Un experimento natural en Islandia
El estudio, liderado por investigadores de la Universidad de Arizona, reunió a ecólogos y científicos planetarios. Se centraron en el volcán Fagradalsfjall, en el suroeste de Islandia, que entró en erupción tres veces entre 2021 y 2023. Cada erupción envió flujos de lava sobre la tundra, a veces cubriendo lava de erupciones anteriores.
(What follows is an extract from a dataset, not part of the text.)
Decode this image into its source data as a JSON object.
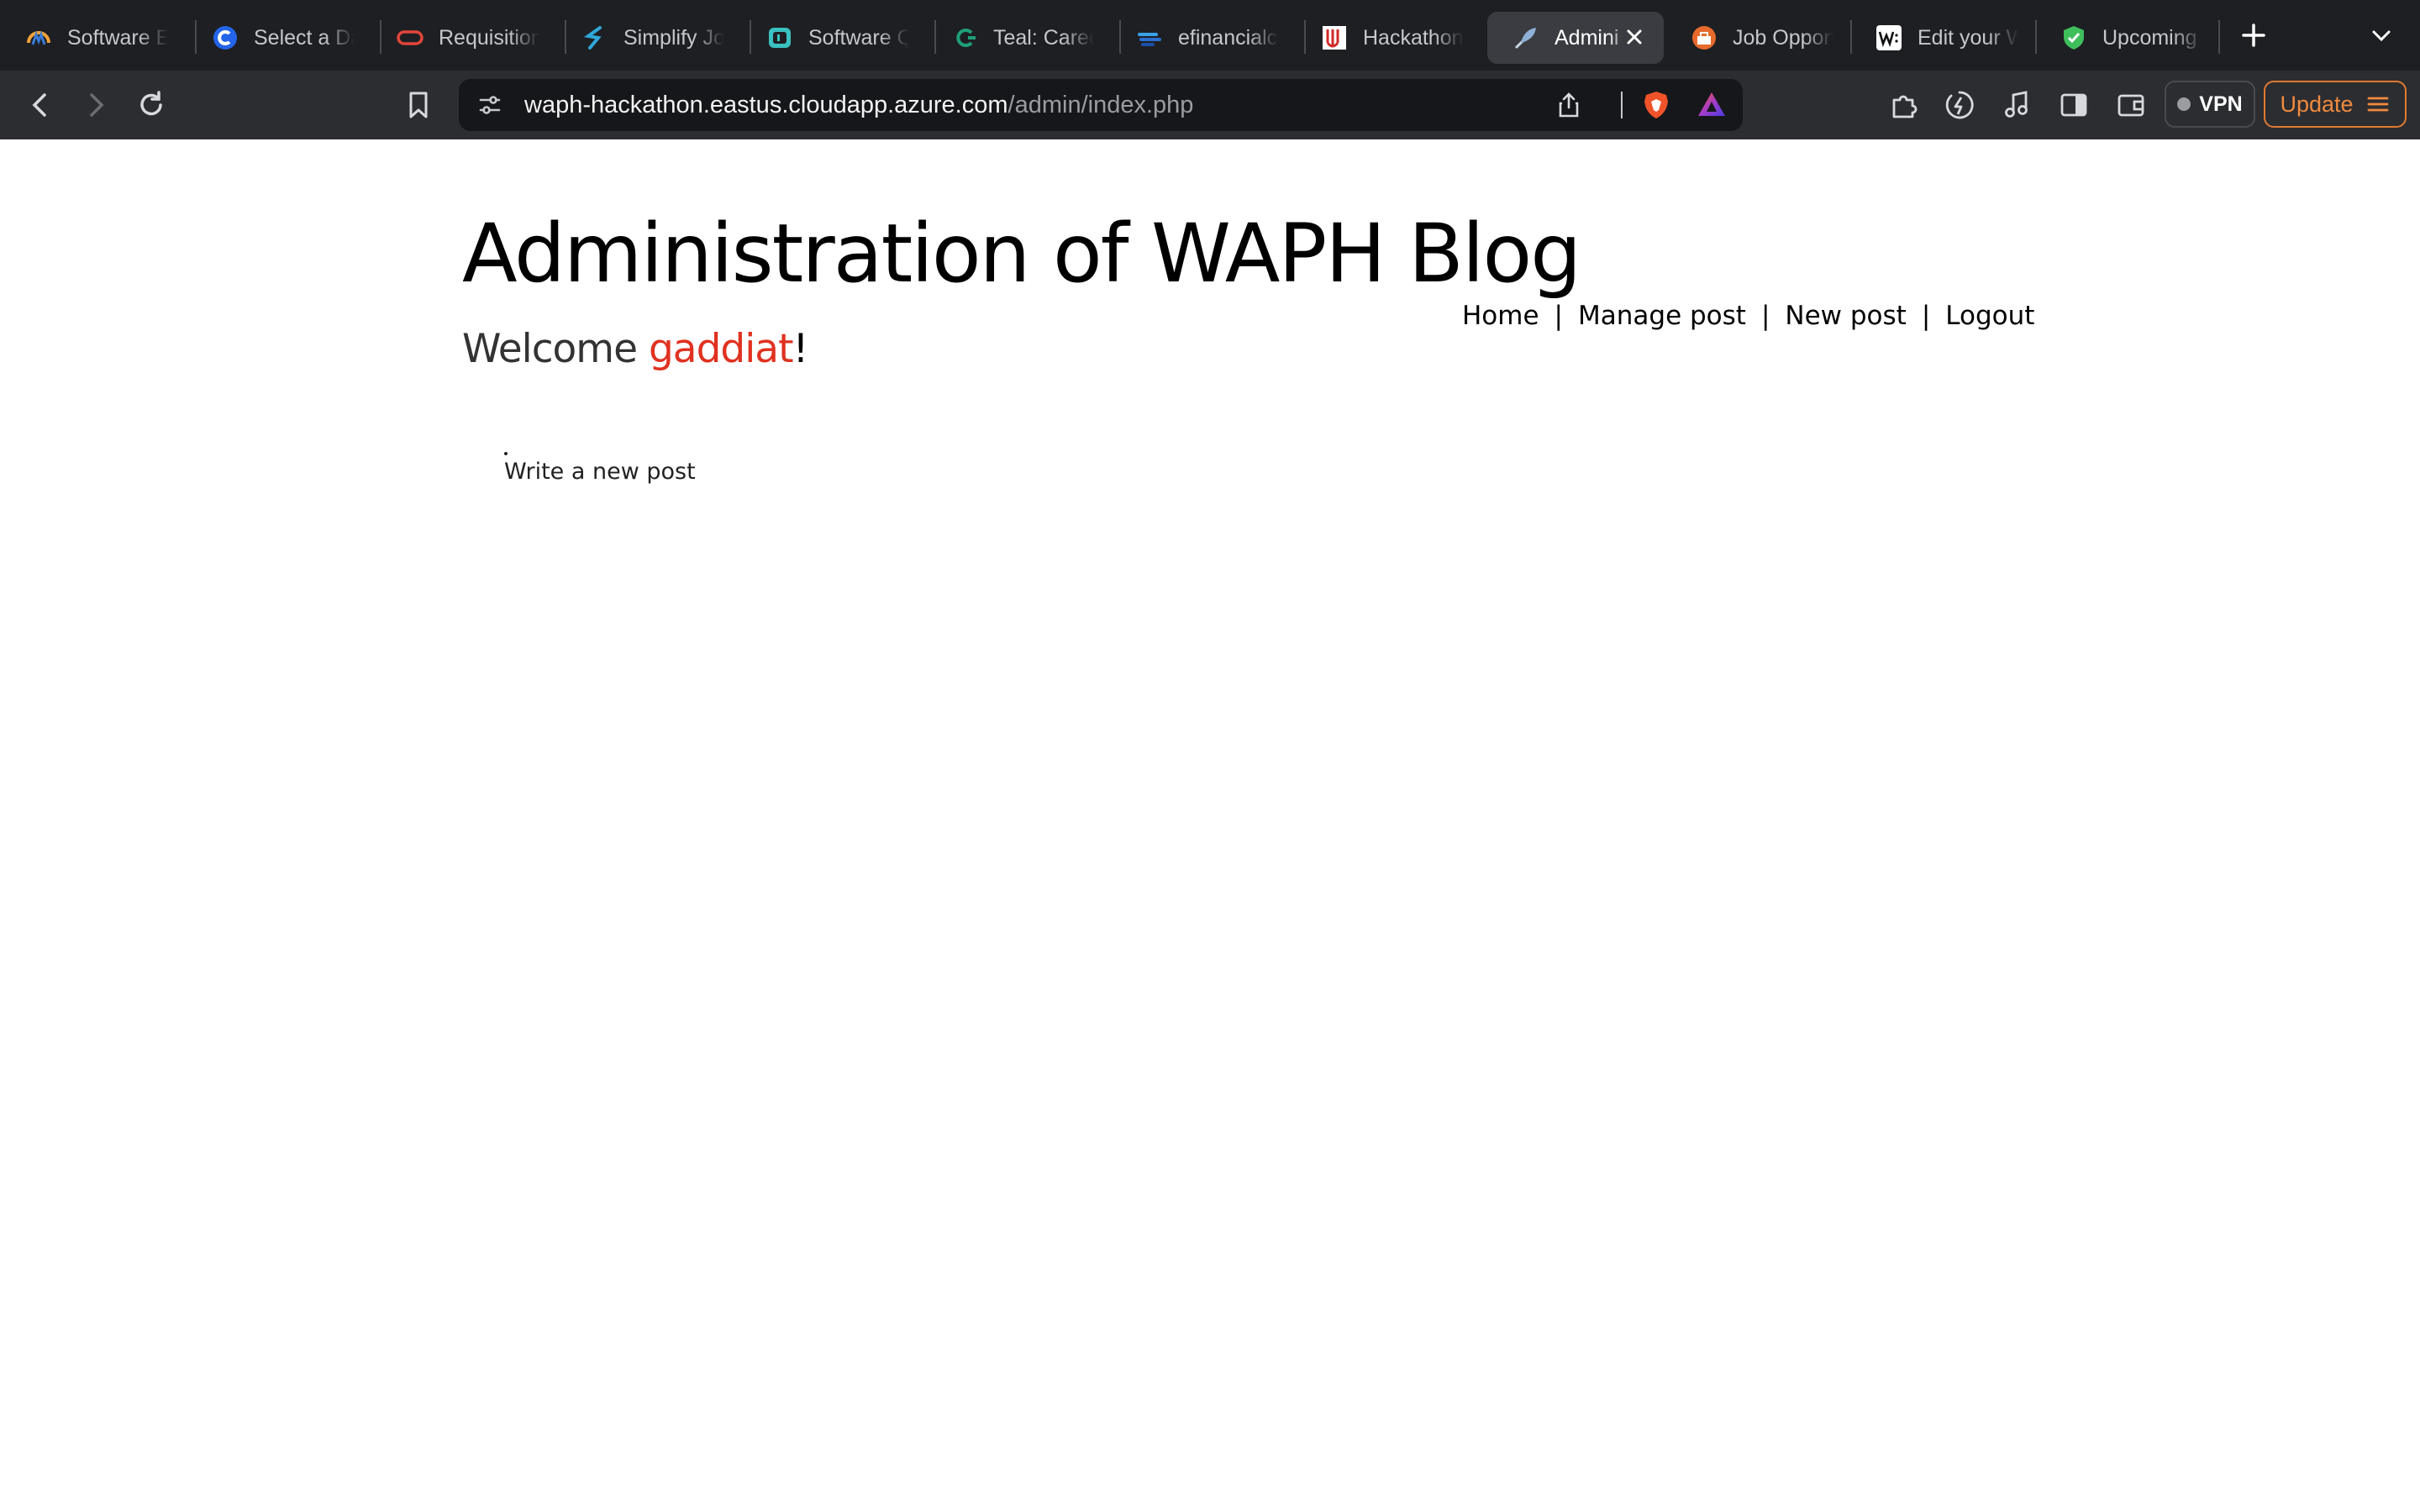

Esta situación creó una oportunidad única para estudiar la sucesión primaria, el proceso por el cual la vida coloniza un lugar que antes estaba desprovisto de ella, a diferencia de las áreas que se recuperan después de un incendio o una inundación.

“La lava que sale del suelo supera los 1000 grados Celsius, por lo que obviamente está completamente estéril”, explicó Nathan Hadland, estudiante de doctorado en el Laboratorio Lunar y Planetario de la Universidad de Arizona y primer autor del estudio. “Es una pizarra en blanco que esencialmente proporciona un laboratorio natural para comprender cómo los microbios la están colonizando.”
Origen de los microbios en la lava
Para determinar cómo comienza la vida en la lava fresca, el equipo recolectó muestras de diversas fuentes, incluyendo lava que se había enfriado solo unas horas antes, agua de lluvia, partículas transportadas por el aire (aerosoles), suelo cercano y rocas circundantes.